017 – Raspberry Pi 5 AI Hat+ 2 Run LLMs Locally

By ronstechhub@gmail.com / January 18, 2026

Running Local LLMs on Raspberry Pi 5 is now practical thanks to the Raspberry Pi AI HAT+ 2, powered by the Hailo-10H AI accelerator. This guide walks you through the entire setup process step-by-step, from installing Raspberry Pi OS to running a ChatGPT-style web interface — all locally, offline, and with full data privacy.

This article is written to be simple, beginner-friendly, and SEO-optimised. A full YouTube video walkthrough is embedded in this page, with exact timestamps listed in the Video Timings section so you can jump to any step instantly.

What Is the Raspberry Pi AI HAT+ 2 (Hailo-10H)?

The Raspberry Pi AI HAT+ 2 is an official add-on board for the Raspberry Pi 5 designed for generative AI at the edge. It is built around the Hailo-10H accelerator and includes 8GB dedicated AI RAM, allowing it to run LLMs and VLMs locally without using your Raspberry Pi’s system memory.

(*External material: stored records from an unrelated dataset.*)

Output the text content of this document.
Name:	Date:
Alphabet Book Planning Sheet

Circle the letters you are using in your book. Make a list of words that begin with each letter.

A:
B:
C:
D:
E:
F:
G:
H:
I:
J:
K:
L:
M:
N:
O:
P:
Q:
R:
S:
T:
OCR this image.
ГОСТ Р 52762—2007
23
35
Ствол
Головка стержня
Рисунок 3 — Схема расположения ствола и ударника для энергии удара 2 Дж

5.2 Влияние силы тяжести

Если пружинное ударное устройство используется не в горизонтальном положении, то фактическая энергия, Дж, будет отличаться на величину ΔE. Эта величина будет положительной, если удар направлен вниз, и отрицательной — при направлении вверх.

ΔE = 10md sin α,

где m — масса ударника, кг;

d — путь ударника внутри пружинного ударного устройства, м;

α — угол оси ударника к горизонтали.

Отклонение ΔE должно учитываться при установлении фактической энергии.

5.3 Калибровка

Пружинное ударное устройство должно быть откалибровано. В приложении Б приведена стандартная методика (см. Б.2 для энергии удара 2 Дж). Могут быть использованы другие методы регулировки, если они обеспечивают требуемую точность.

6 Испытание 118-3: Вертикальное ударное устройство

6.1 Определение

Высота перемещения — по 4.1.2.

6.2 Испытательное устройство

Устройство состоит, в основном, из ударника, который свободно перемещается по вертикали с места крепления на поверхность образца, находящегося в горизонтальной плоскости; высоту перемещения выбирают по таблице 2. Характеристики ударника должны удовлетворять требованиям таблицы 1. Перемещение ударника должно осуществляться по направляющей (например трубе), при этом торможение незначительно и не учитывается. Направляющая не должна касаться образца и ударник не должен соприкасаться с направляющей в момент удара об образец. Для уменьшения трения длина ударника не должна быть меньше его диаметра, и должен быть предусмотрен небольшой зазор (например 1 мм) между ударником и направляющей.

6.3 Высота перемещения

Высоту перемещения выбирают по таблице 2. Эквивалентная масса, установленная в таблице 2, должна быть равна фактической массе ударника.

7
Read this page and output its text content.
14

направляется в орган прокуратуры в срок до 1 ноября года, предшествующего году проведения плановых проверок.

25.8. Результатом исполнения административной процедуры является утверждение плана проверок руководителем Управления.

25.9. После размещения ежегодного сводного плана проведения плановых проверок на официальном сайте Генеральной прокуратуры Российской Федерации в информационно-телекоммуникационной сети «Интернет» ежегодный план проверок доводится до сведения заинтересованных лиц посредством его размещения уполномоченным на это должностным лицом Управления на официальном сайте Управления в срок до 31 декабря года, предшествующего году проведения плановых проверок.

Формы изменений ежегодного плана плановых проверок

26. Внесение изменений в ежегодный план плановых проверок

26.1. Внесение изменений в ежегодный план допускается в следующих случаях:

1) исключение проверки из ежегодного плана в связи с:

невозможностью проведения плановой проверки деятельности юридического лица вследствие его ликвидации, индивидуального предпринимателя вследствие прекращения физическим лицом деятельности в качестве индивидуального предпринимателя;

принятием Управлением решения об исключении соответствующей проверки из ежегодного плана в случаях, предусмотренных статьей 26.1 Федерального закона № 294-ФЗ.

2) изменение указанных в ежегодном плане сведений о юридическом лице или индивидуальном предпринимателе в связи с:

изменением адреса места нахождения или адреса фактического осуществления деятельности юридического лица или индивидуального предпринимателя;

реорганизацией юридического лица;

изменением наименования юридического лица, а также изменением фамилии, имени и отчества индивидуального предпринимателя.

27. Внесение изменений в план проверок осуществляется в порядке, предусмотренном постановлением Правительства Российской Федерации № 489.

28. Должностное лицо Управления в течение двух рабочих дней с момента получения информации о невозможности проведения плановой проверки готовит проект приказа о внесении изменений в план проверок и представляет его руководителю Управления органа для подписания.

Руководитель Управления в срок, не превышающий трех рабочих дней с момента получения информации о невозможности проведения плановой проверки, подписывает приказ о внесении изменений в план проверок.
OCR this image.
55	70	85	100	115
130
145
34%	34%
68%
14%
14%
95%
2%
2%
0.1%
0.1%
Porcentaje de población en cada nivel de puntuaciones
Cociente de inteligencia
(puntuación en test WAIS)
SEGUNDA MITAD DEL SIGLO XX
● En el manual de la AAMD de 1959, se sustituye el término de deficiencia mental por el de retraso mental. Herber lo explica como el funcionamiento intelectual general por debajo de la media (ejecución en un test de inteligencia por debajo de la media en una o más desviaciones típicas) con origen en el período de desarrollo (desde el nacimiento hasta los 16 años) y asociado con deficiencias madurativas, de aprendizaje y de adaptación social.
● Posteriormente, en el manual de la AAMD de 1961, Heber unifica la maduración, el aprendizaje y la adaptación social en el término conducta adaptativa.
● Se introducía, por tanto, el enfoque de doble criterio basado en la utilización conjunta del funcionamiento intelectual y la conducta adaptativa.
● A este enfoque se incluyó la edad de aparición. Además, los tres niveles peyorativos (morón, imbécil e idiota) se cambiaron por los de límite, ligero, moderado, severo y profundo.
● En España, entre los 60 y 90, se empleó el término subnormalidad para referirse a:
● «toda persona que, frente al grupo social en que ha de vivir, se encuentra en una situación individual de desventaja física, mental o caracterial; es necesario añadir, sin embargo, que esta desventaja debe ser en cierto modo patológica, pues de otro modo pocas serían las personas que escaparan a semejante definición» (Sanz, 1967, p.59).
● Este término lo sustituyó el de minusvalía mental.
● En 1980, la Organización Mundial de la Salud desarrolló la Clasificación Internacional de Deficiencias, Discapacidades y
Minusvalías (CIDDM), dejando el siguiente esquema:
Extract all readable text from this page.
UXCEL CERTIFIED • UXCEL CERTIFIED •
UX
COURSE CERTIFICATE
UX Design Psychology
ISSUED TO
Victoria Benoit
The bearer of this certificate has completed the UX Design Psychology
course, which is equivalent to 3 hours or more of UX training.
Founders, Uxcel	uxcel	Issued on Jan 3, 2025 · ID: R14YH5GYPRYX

Why AI HAT+ 2 Is Ideal for Local LLMs

Because inference runs on the HAT, you get:

Lower latency
Better performance
Improved system responsiveness
No cloud dependency

This makes the AI HAT+ 2 ideal for offline AI, robotics, industrial control, and privacy-sensitive applications.

Key Features and Capabilities

Hailo-10H AI accelerator delivering up to 40 TOPS (INT4)
8GB dedicated RAM for AI workloads
Supports LLMs and VLMs such as:
- Text generation
- Translation
- Speech-to-text
- Visual scene understanding
PCIe Gen 3 interface
Automatically detected by Raspberry Pi OS
Native support in rpicam-apps for hardware-accelerated camera pipelines

Technical Specifications

Specification	Details
AI Accelerator	Hailo-10H
AI Performance	Up to 40 TOPS (INT4)
On-board Memory	8GB dedicated RAM
Interface	PCIe Gen 3
Operating Temperature	0°C – 50°C
Production Lifetime	Until at least January 2036
List Price	$130

AI HAT+ vs AI HAT+ 2 Comparison

Feature	AI HAT+	AI HAT+ 2
Accelerator	Hailo-8L	Hailo-10H
Performance	26 TOPS	40 TOPS
Best Use	Computer Vision	Generative AI (LLMs & VLMs)
On-board RAM	Shared	8GB Dedicated
LLM Support	Limited	Designed for LLMs

Who Is This Guide For?

This guide is ideal if you:

Want to run ChatGPT-style AI locally on Raspberry Pi
Care about data privacy and offline operation
Are exploring LLMs, GenAI, or edge AI
Are building robotics or camera projects

This guide may not be ideal if:

You only need lightweight CPU AI
You require large cloud models
You are not using Raspberry Pi 5

What You Will Need

Raspberry Pi 5
Raspberry Pi AI HAT+ 2 (Hailo-10H)
Raspberry Pi OS (Debian 13 – Trixie)
Internet connection (for downloads only)
Basic terminal access

Step-by-Step Setup Guide (Beginner Friendly)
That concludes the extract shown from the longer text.